Parts of the story take place literally between panels of Miller's "Year One," and not surprisingly "Shaman" manages to step on the toes of that other, far superior story. For instance, the bat story / legend Bruce hears while recovering in Alaska precedes the fateful moment where the bat flies into his study. Think about that for a second: instead of the iconic image of the bat crashing through the window and Bruce deciding just then to become Batman, in O'Neil's version the bat flies through the window and Bruce thinks, "oh, a bat, that reminds me of the bat story my Alaskan friends told me. I think maybe I should follow that inclination and dress up in a bat mask, just like the helpful shaman, and this other bat here which was more incidental than anything else."



There's some other stuff here to pad out the five issue arc. A death cult based on a syncretic combination of Alaskan and Santa Priscan myth pops up in Gotham to take advantage of the fact that Gotham gang members really are stupid enough to believe ritually killing people will grant them mystic protection. It turns out that Bruce Wayne really did those Inuits a solid by telling everybody about how awesome they were because within a year the outside world had descended on the small community, built an airport and tourist industry from scratch, and plunged the previously-seen natives into poverty and drunken dissolution - all within a year if you follow the story's time frame. Bruce feels guilty about this but doesn't really dwell on it. Would you believe the killer turns out to be the guy from the beginning of the story who you thought died by falling off a mountain, but it turns out survived and just so happened to figure out Bruce Wayne was Batman? And of course, when Bruce tries to return the stolen bat-mask to its original owners, they let him have it because he's now . . . The REAL Bat-Shaman.

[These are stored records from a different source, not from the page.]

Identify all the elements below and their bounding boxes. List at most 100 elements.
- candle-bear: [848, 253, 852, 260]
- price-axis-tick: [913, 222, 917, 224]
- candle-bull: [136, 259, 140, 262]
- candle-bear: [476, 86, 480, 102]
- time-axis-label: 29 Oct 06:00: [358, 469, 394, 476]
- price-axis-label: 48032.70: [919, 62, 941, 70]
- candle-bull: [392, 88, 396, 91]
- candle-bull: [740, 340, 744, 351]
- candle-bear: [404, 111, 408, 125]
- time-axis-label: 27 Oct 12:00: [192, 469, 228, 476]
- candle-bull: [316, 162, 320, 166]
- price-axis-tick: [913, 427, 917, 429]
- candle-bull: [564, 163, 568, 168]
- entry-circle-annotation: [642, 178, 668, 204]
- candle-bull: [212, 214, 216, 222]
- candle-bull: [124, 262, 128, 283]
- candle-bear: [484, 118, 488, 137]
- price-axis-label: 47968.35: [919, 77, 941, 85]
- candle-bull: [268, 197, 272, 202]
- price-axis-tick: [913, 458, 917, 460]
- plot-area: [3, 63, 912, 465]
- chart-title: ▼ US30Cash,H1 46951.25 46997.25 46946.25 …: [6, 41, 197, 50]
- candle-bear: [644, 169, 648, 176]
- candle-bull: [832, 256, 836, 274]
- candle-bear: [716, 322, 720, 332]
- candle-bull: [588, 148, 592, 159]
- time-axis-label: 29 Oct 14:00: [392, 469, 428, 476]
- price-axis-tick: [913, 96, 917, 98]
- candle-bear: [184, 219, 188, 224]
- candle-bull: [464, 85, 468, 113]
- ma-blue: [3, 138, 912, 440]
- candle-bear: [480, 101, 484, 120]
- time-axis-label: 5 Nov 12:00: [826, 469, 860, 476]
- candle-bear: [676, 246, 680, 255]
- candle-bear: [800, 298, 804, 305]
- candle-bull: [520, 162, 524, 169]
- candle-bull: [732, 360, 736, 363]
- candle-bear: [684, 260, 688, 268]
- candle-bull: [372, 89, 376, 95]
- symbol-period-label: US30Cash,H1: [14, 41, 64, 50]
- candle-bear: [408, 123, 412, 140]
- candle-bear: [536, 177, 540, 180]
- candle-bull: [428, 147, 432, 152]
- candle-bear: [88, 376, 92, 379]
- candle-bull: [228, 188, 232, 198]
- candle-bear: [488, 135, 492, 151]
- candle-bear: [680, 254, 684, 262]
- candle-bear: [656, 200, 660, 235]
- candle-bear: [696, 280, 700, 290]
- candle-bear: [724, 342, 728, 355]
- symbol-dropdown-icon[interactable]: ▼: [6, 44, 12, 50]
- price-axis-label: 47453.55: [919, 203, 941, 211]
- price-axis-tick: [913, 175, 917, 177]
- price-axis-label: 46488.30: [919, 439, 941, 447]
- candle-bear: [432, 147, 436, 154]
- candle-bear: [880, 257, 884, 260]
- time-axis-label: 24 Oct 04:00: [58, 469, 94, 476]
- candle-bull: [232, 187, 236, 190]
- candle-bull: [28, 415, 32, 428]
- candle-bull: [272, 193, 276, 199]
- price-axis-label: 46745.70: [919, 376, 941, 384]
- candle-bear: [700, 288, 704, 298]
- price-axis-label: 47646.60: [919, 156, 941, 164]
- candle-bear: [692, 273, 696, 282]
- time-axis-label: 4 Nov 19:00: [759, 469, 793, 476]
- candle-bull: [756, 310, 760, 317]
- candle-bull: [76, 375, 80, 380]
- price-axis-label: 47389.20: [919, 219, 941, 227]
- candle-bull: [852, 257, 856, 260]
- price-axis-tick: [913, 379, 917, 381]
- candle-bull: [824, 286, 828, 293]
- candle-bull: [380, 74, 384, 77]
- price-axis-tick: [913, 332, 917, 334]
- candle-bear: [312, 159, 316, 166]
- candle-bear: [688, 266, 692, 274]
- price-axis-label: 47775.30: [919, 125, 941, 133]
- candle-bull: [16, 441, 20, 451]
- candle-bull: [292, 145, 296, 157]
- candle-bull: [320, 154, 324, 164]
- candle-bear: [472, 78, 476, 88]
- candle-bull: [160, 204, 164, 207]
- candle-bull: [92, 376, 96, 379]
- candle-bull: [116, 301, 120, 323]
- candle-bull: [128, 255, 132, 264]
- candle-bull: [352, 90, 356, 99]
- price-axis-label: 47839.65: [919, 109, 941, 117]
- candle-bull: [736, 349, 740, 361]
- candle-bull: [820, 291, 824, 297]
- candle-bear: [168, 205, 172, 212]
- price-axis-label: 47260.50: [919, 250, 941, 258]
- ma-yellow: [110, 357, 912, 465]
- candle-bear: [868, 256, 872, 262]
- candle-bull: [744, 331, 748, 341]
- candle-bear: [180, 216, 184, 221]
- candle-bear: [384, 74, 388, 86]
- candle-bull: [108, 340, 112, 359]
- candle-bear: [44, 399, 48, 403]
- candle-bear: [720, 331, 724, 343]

I could go on but there's no point. O'Neil was obviously stretching here, but the best intentions in the world do little to elevate the story beyond regrettable. If this story had come out thirty years earlier, the cover caption would have invited readers to wonder "What Is The Mystery Behind Batman's First Mask?" That's essentially what this is: another pseudo-origin story superimposed over another, better origin story, adding in details that don't make a lot of sense for no reason other than it seems to be the series mandate.